このようなデータの示す現状から、いくつかの課題が浮かび上がります。まず第一に、馬肉生産全体の経済的価値の低下が農家にとっての収益性を著しく下げており、馬の飼育および生産から撤退するケースが増えています。また、馬肉生産に関する管理や指導体制の未整備が、生産効率を低下させている点も深刻です。
今後の対策として、いくつかの具体的な提言を行います。まず、馬肉の需要を再活性化させるため、付加価値を高めた馬肉製品の開発や、国内市場および輸出市場の拡大に取り組むことが重要です。例えば、高品質な加工食品として馬肉を海外に向けてプロモーションすることで、収益性を向上させることが期待されます。また、馬の飼育環境を改善するため、インフラや技術支援の整備、感染症対策の強化が必要です。さらに、気候変動への対策として、耐災性のある農業と飼育技術を開発し、持続可能な生産体制を構築することも重要な課題となるでしょう。
地域全体の安定性を高めるためには、国際的な協力も欠かせません。
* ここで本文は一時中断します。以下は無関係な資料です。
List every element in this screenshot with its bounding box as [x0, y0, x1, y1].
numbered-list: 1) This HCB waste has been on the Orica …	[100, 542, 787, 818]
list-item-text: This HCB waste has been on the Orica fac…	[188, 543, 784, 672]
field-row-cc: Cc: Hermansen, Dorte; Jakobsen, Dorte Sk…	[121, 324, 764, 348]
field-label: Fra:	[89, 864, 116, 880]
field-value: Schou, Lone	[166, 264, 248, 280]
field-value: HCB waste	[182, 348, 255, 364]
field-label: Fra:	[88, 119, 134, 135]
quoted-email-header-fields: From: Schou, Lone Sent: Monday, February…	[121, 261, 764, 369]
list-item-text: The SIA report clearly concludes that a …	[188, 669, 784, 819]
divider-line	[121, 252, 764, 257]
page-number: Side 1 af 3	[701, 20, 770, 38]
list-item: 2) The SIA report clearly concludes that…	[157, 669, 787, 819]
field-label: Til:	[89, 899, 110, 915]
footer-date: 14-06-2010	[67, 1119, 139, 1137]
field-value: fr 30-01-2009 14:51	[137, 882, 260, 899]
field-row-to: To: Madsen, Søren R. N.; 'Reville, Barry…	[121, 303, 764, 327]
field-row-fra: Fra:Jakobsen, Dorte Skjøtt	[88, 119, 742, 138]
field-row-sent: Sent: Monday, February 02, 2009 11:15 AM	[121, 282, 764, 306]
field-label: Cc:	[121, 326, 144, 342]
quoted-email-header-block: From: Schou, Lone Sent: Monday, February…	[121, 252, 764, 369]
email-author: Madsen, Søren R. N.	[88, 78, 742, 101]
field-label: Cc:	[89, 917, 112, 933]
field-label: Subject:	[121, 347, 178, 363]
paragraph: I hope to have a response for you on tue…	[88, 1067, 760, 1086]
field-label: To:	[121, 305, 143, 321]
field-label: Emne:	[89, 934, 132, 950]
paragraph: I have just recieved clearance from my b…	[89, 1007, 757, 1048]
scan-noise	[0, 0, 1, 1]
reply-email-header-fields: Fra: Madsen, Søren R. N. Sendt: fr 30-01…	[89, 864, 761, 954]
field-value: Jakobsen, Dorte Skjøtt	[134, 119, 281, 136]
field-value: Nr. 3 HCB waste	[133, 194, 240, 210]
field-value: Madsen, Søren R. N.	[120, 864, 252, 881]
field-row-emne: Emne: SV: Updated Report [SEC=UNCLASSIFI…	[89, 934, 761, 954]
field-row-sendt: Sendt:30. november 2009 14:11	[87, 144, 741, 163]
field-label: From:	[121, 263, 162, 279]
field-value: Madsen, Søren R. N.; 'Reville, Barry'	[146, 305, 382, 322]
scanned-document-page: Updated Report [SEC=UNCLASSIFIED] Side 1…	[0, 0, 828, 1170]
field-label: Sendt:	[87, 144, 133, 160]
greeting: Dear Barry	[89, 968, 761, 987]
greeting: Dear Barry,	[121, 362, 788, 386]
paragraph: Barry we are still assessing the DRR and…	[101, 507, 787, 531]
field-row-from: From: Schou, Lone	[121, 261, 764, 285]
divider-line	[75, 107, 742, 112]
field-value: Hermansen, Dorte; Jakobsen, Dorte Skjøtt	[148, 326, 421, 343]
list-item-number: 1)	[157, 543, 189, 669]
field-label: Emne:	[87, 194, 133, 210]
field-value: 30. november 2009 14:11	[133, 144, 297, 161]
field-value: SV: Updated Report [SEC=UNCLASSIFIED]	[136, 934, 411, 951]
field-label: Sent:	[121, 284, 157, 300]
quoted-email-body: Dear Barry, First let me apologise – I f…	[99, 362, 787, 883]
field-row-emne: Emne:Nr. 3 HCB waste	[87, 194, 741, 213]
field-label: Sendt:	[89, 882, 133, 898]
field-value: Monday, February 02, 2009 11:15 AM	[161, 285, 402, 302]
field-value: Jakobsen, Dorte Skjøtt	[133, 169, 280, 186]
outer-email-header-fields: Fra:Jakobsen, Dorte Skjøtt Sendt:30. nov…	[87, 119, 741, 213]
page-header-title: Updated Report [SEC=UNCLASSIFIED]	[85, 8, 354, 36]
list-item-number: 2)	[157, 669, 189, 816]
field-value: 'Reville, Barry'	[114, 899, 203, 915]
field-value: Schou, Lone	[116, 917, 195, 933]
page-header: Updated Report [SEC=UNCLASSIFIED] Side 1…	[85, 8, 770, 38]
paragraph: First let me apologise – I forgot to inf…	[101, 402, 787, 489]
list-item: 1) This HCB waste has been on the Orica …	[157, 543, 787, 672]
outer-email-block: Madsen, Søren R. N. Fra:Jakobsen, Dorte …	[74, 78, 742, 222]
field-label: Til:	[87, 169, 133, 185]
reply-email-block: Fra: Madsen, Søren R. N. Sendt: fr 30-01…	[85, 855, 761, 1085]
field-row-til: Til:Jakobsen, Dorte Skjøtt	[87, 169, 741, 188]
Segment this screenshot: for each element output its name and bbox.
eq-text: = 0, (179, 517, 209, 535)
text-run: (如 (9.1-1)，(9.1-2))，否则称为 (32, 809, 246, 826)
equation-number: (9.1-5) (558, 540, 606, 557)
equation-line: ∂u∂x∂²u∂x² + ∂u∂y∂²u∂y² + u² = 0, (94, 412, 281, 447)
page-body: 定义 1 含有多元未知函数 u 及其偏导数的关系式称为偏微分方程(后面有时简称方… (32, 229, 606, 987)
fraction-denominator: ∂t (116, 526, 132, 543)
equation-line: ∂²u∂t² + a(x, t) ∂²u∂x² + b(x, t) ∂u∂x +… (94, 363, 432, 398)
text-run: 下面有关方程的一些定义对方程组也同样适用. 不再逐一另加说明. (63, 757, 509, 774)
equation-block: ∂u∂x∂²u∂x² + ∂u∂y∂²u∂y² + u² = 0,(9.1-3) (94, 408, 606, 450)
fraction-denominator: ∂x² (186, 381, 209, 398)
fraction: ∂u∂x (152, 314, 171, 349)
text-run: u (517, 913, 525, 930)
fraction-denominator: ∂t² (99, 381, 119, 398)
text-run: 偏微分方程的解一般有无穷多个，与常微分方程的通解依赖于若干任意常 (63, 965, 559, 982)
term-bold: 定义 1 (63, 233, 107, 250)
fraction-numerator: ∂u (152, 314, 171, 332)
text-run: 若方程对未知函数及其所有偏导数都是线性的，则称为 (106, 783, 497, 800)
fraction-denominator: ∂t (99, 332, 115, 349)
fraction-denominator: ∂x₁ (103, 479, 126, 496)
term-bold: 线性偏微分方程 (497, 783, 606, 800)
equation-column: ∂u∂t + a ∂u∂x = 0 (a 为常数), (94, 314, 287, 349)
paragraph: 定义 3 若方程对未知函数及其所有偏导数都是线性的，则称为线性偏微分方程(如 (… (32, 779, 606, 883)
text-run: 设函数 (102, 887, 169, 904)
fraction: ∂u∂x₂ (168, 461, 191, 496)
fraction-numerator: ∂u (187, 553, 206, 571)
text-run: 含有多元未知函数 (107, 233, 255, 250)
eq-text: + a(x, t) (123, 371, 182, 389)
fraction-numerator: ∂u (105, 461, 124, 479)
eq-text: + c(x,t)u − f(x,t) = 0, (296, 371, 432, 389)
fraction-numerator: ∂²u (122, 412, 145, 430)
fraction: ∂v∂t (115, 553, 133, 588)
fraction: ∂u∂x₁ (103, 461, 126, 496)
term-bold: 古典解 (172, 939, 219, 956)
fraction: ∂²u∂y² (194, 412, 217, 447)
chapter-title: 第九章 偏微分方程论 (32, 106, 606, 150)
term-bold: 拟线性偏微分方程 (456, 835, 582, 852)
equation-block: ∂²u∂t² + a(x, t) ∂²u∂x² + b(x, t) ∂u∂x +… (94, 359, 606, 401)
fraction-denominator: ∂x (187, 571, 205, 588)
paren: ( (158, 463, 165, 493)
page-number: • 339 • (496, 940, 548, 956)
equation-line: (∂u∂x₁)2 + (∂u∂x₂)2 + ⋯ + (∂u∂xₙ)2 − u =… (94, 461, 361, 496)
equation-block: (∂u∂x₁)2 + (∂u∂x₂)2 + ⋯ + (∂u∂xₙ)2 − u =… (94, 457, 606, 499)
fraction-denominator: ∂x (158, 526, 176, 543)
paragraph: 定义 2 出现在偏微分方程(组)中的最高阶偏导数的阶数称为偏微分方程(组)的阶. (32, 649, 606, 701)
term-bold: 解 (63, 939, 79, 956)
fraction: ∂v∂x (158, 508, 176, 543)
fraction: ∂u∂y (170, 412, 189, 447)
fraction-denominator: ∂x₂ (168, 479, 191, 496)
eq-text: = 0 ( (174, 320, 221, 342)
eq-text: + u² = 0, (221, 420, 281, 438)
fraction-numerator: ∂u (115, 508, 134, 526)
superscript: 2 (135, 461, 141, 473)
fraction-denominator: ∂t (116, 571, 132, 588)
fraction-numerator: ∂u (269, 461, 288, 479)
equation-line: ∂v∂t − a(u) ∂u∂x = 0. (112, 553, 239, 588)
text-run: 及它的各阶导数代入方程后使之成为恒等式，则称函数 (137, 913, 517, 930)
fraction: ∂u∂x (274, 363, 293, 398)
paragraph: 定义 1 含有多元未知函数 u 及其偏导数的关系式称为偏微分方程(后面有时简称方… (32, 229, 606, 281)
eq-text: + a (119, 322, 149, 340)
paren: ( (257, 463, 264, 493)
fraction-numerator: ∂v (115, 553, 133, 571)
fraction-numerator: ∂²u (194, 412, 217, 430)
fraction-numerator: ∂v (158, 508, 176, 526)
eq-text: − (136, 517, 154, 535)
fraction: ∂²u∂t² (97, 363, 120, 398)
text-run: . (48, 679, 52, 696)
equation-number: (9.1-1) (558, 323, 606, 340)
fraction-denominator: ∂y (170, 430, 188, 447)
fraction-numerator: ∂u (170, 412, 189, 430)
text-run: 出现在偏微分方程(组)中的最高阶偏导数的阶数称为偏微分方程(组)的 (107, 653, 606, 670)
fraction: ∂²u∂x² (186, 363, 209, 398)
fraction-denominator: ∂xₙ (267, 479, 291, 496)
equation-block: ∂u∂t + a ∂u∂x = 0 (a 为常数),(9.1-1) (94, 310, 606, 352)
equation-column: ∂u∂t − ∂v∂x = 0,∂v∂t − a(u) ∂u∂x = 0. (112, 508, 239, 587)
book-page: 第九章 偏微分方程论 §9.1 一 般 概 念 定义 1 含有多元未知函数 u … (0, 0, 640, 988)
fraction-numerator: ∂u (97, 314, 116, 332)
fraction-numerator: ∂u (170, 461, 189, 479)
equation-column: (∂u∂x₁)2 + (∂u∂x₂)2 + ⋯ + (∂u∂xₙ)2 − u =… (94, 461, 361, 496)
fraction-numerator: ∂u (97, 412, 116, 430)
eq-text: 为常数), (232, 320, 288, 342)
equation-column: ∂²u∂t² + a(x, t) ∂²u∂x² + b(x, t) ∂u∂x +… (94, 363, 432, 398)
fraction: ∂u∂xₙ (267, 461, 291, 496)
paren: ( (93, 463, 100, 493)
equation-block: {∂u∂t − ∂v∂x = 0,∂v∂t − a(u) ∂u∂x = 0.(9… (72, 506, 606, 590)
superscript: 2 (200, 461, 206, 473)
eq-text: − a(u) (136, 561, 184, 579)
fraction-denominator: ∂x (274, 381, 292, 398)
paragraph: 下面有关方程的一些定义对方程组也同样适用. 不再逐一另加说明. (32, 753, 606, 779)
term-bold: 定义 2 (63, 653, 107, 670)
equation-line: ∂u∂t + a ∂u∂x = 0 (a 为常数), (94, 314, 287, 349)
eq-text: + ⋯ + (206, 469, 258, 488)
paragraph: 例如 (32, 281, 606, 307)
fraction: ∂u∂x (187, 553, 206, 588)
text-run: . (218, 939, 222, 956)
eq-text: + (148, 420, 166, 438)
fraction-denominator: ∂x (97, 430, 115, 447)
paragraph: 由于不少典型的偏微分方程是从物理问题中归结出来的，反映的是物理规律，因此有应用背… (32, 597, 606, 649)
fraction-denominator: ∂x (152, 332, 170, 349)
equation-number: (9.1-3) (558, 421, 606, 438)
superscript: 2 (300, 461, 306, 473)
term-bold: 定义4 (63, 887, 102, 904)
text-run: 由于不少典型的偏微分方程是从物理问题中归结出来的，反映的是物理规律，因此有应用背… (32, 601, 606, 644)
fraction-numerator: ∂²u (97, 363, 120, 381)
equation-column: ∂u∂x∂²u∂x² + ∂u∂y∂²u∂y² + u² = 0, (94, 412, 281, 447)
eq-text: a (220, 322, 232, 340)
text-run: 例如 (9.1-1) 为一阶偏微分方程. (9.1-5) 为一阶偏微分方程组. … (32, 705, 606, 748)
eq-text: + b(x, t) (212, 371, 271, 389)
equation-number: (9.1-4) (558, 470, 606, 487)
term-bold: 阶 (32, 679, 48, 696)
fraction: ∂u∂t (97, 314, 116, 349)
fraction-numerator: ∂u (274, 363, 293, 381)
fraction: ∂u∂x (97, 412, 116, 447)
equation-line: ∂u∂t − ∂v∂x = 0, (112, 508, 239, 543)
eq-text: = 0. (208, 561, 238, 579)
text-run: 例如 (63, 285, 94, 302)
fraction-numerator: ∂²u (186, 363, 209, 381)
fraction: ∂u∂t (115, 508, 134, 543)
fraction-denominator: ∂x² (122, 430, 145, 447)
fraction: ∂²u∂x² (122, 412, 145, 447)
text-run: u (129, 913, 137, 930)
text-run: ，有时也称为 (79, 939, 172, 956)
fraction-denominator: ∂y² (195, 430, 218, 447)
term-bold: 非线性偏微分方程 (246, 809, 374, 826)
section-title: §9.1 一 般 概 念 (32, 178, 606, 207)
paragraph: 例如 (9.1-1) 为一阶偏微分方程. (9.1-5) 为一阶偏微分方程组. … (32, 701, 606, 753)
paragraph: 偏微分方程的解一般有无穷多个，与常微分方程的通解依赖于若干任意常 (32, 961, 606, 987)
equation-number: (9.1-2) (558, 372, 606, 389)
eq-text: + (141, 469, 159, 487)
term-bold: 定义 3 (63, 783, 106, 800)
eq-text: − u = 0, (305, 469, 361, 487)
特に世界銀行や国連食糧農業機関などの国際機関からの支援を受け、持続的な農業モデルの確立を進めることが必要です。また、隣国との連携を図ることで、馬肉の国際的な需給バランスを調整し、カメルーンの生産活動を強化することが可能になります。
結論として、カメルーンにおける馬肉生産量の推移は、人口増加、経済的困難、そして文化的要因といった複数の要素に影響を受けた結果といえます。これを将来的に改善するためには、国内外の多面的な支援と効果的な政策の実施が求められています。